Sinuous cortical ridges are generally characteristic of the sekikaic-acid species Niebla siphonoloba throughout its geographical range, and it occurs frequently on Mesa Camacho. This species (N. siphonoloba) is recognized by its simple stubby branches in addition to having sekikaic acid and a prominent reticulated (honeycomb-like) cortex. A logical explanation for the occurrence of the distinct cortical sinuous ridges in N. marinii and N. suffnessii on Mesa Camacho is hybridization, which in lichens is rarely mentioned, and when it is, it usually is in context with chemical variation. or vegetative diasporas such as soredia ([soredium]) and isidia ([isidium]). In Niebla, the chemical features are believed to be genetically conserved and closely linked to morphological features for each species, while less genetically linked features are suggested to be easily exchanged. As a further example, in the Channel Islands (Santa Cruz Island), N. siphonoloba is suspected to hybridize with another sekikaic-acid species Niebla fimbriata as seen by their intermediates. The morphological variation in Niebla marinii, N. suffnessii and N. siphonoloba are just a few examples of the broad spectrum of morphological variation that can be found in each species, referred as morpho-syndrome variation, in contrast to chemo-syndromes recognized in the related genus Ramalina. Morpho-syndrome variation generally has not been recognized in lichens, because it would seem that environmentally induced variation is considered a more likely explanation.

==Taxonomic history==
Niebla marinii was first recognized from thalli collected at Morro Santo Domingo, a peninsula 22 miles north of Guerrero Negro, (type specimen, Spjut 9783), collected 18 May 1986 towards a lichen flora of Baja California. It was the dominant fruticose lichen on red lava. A common associated species was Niebla lobulata, also its type locality.

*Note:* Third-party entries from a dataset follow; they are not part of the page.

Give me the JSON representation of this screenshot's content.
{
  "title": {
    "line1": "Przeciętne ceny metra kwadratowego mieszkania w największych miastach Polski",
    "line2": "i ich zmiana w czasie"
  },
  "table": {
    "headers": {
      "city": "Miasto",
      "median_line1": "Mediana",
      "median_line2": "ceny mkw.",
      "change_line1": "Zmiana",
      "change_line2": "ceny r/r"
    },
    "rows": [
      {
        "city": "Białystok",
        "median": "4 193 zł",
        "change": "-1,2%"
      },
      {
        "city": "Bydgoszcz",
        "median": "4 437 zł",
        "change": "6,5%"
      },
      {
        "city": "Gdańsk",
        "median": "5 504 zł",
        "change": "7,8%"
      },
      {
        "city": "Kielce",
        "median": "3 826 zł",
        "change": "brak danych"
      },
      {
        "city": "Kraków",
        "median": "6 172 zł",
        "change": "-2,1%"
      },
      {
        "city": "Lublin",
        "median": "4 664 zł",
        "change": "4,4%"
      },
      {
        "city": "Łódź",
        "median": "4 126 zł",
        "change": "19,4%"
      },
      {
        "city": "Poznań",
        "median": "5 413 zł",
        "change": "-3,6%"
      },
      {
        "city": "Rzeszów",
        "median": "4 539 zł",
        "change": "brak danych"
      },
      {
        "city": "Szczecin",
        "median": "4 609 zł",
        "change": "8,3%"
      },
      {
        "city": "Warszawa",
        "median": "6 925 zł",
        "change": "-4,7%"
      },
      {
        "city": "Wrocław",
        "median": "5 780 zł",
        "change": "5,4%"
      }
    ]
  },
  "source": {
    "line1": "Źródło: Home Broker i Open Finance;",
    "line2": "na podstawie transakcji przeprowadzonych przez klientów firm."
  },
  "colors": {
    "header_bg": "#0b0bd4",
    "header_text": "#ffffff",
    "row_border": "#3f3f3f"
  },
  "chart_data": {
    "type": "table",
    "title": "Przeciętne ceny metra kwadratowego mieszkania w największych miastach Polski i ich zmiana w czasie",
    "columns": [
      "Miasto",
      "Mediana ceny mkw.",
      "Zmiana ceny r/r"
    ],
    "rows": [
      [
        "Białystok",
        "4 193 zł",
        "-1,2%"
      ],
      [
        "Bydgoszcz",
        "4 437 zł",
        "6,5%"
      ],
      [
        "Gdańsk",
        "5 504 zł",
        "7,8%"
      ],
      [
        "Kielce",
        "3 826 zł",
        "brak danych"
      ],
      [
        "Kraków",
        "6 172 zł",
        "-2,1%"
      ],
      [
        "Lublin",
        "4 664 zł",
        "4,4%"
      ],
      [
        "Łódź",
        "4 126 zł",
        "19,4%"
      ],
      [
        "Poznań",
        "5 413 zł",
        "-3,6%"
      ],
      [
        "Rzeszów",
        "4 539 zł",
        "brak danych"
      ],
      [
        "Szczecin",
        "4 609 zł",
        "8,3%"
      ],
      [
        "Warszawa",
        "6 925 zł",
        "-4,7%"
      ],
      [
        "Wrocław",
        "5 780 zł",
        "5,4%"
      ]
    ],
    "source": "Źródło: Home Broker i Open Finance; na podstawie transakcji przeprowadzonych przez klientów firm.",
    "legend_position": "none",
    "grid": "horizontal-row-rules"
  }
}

Niebla marinii has been included under a very broad species concept, (Niebla josecuervoi); one that essentially recognizes only three species in the genus Niebla, defined by a two-layered cortex, isolated chondroid strands in the medulla and by the lichen substances lacking the terpenes found in Vermilacinia. Under the broad species concept, the morphological differences are seen as environmentally induced variation, and the chemical differences (e.g., Niebla pulchribarbara, protocetraric acid) are viewed as belonging to a chemo-syndrome; however, no data was presented to support this view, other than reference to studies in other genera in which the species differences mentioned were not applicable.